Lack of Internet Access Is Preventing Millions of American Children From Accessing School Online
More than four out of 10 American teenagers say they have not taken a single online school lesson or virtual class since their schools were forced to shut down due to the coronavirus outbreak, according to a new Common Sense Media poll conducted between March 24 and April 1. The authors of the study cite the impact of the “digital divide” — a term that refers to the lack of reliable access to computers and the internet — as one factor contributing to this finding.
The digital divide is most stark among rural and low income students across the country, and, in this study, was evident in the differences between public and private school students’ online class attendance.
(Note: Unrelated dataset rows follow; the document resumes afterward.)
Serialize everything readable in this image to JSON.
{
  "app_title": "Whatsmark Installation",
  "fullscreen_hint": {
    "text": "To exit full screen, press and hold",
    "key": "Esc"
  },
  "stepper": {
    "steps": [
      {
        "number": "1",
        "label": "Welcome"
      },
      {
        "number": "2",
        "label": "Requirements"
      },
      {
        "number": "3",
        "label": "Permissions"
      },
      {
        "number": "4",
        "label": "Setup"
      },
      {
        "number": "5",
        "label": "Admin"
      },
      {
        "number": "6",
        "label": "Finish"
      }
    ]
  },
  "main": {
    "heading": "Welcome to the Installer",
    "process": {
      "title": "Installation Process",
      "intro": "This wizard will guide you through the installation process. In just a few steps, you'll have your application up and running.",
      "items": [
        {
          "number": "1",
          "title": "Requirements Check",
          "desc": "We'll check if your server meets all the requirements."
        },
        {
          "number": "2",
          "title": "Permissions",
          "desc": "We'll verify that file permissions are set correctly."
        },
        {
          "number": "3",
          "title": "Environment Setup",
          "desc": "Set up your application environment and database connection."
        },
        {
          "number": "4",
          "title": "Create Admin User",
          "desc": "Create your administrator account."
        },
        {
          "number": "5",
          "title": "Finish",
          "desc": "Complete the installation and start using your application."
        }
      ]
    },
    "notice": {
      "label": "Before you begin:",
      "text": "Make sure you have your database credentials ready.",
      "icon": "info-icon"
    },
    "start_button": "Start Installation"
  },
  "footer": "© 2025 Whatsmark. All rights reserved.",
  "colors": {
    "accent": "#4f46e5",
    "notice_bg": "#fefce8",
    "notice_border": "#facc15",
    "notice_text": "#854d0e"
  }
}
The survey found that 47 percent of public school students reported not attending an online class since their school shut down compared to just 18 percent of teens who attend private school.
“The digital divide has been persistent prior to the COVID-19 outbreak and this outbreak is surfacing many of those inequalities in ways that are deterring the ability to make smoother transitions to employment and education,” Nicol Turner Lee, a research fellow in Governance Studies at the Brookings Institution, told Supermajority News. “There’s a large chunk of the U.S. population who are not able to have their children learn at home or remotely.”
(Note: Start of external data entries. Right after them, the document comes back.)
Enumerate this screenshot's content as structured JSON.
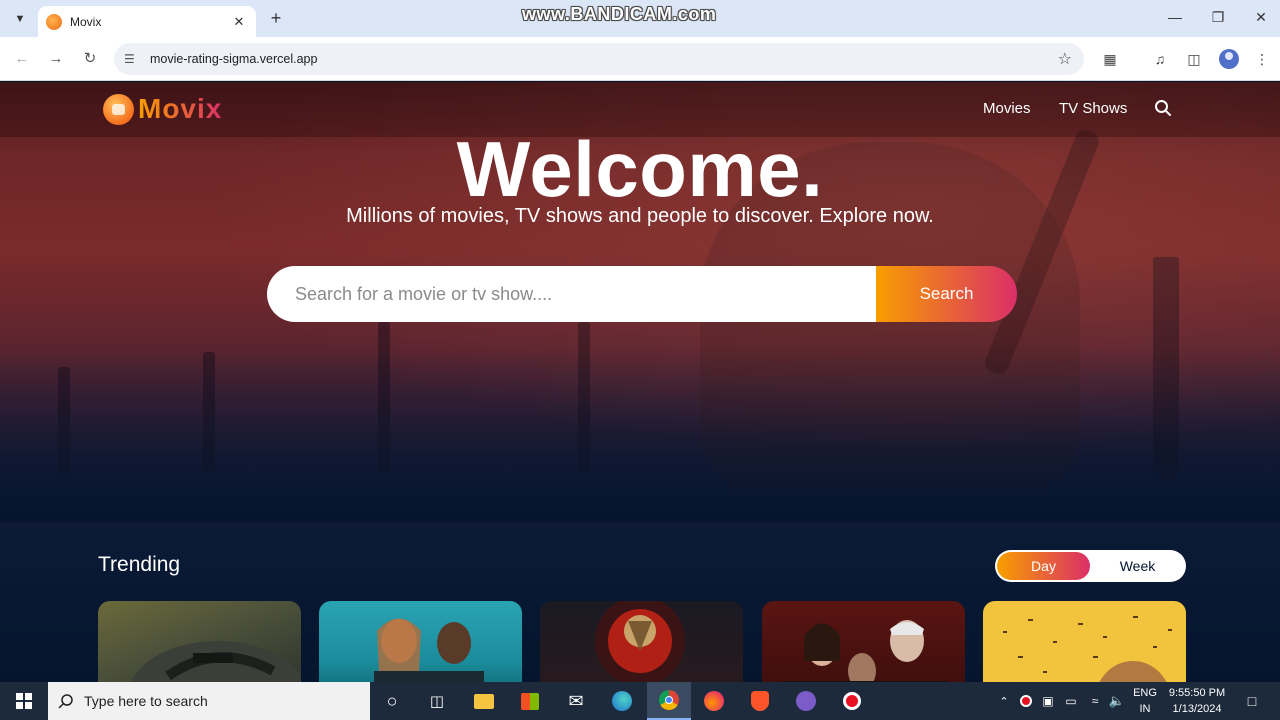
{
  "browser": {
    "tab_title": "Movix",
    "url": "movie-rating-sigma.vercel.app",
    "watermark": "www.BANDICAM.com"
  },
  "site": {
    "logo_text": "Movix",
    "nav": [
      "Movies",
      "TV Shows"
    ],
    "hero_title": "Welcome.",
    "hero_subtitle": "Millions of movies, TV shows and people to discover. Explore now.",
    "search_placeholder": "Search for a movie or tv show....",
    "search_button": "Search",
    "trending_title": "Trending",
    "switch_options": [
      "Day",
      "Week"
    ],
    "switch_active": "Day"
  },
  "taskbar": {
    "search_placeholder": "Type here to search",
    "lang_line1": "ENG",
    "lang_line2": "IN",
    "time": "9:55:50 PM",
    "date": "1/13/2024"
  },
  "colors": {
    "accent_start": "#f89e00",
    "accent_end": "#da2f68",
    "page_bg": "#04152d"
  }
}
The Federal Communications Commission found last year that more than 20 million Americans could not access broadband internet and other studies have indicated the number is even larger than that. Even before this pandemic led to school closures across the country, Common Sense Media estimated that 12 million K-12 students did not have access to the Internet at home, which meant that many struggled to complete assignments and research projects.
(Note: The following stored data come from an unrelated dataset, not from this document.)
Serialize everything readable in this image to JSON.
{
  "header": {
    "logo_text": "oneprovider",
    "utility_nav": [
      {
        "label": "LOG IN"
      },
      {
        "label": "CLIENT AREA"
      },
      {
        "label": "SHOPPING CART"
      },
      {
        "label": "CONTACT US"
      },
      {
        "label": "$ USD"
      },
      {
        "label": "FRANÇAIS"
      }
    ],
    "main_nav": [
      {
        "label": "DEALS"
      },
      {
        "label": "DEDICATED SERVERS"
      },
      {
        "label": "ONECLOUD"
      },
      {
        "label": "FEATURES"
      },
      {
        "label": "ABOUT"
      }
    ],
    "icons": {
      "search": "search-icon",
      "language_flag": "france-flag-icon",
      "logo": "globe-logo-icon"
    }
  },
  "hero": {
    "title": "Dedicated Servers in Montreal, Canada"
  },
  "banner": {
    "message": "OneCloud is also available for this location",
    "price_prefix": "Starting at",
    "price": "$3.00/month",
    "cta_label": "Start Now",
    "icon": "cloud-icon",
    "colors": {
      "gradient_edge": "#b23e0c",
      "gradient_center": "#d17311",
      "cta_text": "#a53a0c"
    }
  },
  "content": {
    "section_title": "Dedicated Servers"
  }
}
Turner Lee says that to close these gaps, policy makers need to make broadening internet accessibility a priority. “I think educational school districts have not been as creative as healthcare in response to the disease to this virus,” she said, noting that in contrast to the education sector, public health officials have been working to create mobile health clinics and testing sites. “We’ve got to be radical.”
In a March paper, Turner Lee recommended that schools utilize school buses and drivers to park in densely populated neighborhoods with high numbers of low income students in order to create mobile Internet hotspots. Districts could also create lending programs that loan out mobile wi-fi devices to students in need.
Turner Lee hopes school districts nationwide come away from this current education crisis determined to create “a digital strategy that will make districts much more resilient in times like this,” she said.
Many private and charter schools have long standing programs to outfit students with laptops and internet access, Turner Lee notes, which proves that it can be done. “We could really have had our kids connected by now and we are suffering from the ramifications of that.”